His students learn to listen to others respectfully and openly. They learn to listen for the truth in what others say, even if they don’t agree with everything they hear.

As our Campus Pastor Walt Wiltschek says: This is a community where we can have those heavy conversations about our differences because we build relationships that are strong enough to hold them.

Whatever your background, whatever your story, Manchester welcomes you as you are. And because of that, we are free to celebrate others as they are. When we celebrate our differences — and learn from them — it frees us to become our best selves.

I’m a voracious reader and recently came across this quote: “Learning is the only thing the mind never exhausts, never fears, and never regrets.” It’s attributed to Leonardo da Vinci … and, yes, I read it in Toilet Talk.

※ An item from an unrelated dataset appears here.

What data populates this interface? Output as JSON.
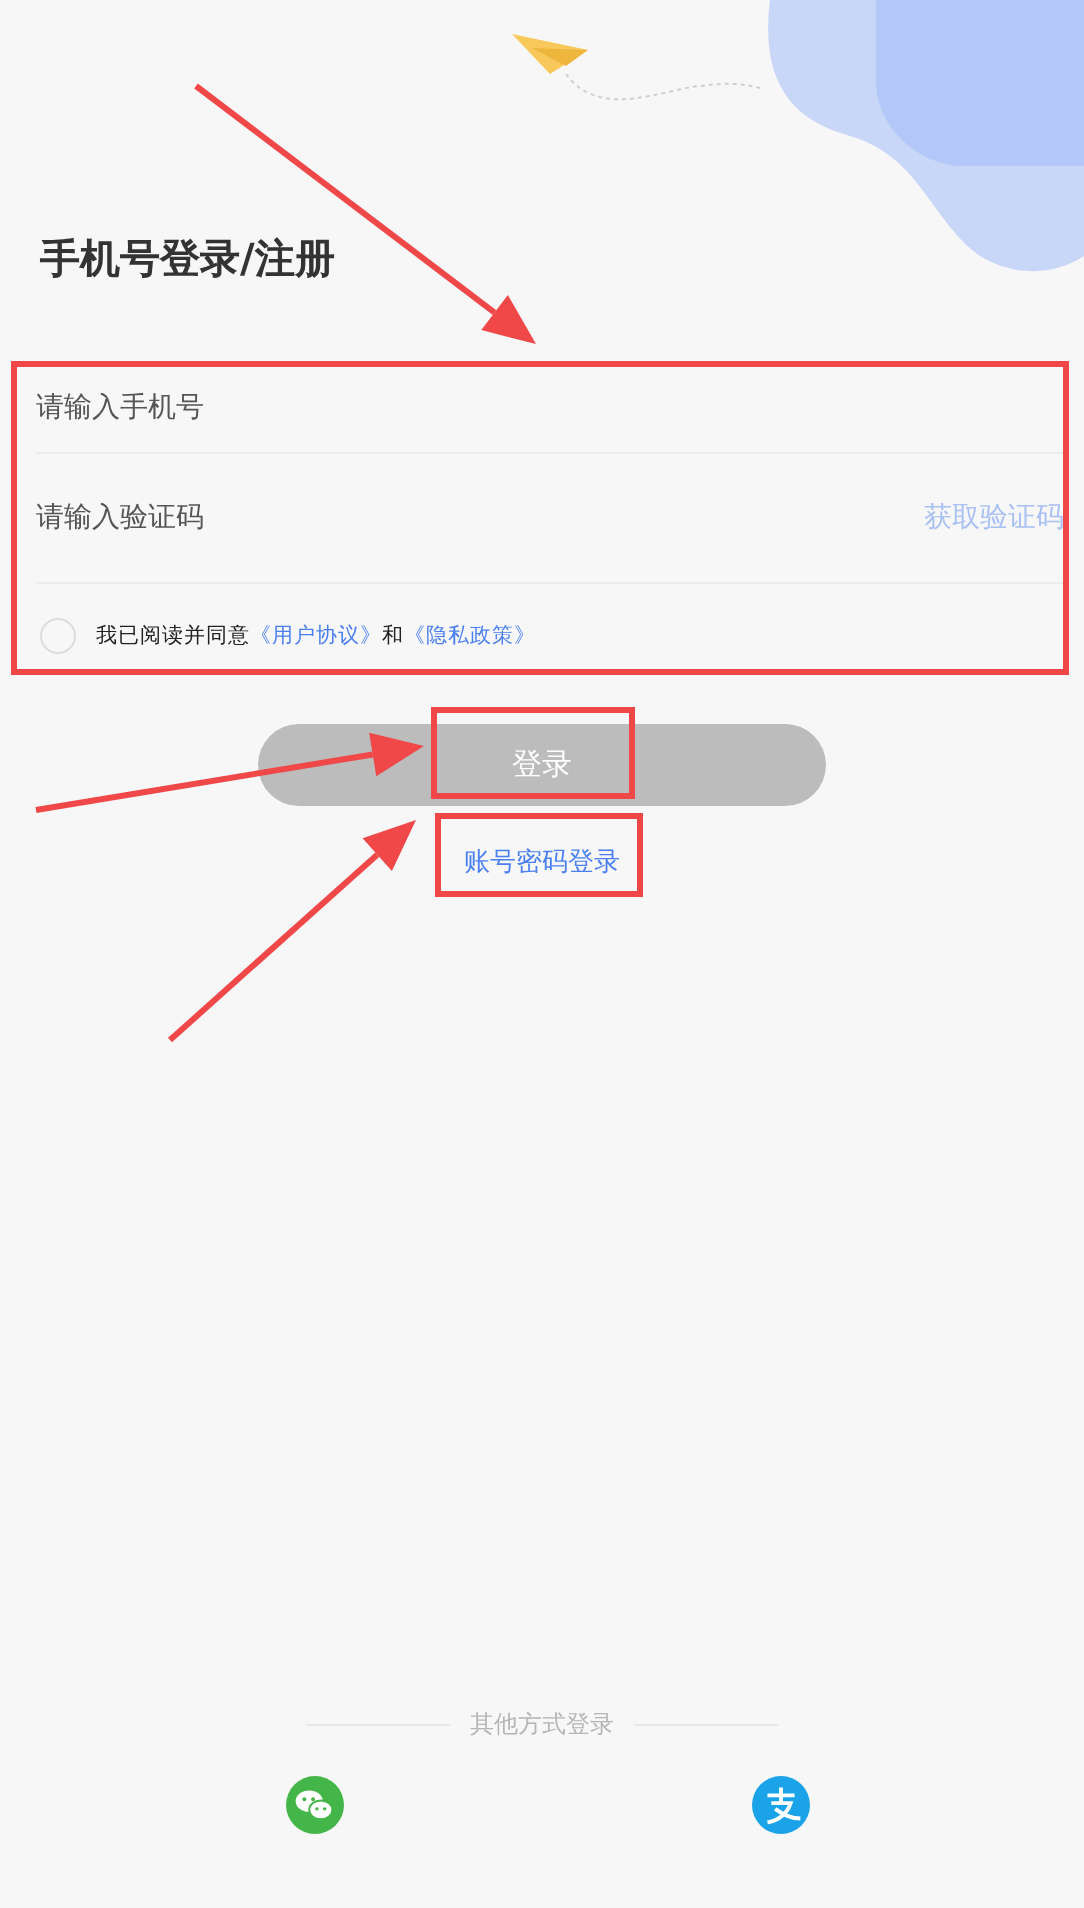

But it is an important truth. What you learn at Manchester will be with you for a lifetime. And it will prepare you for a lifetime of learning and change.

May this year be filled with all kinds of wonderful discoveries about the people you have met and the people you haven’t met … yet. You will learn a lot about others from those relationships. And you will learn a lot about yourselves, too. 

Did I already tell you we’re glad you’re here? We are.

Thanks for choosing Manchester and have a great fall.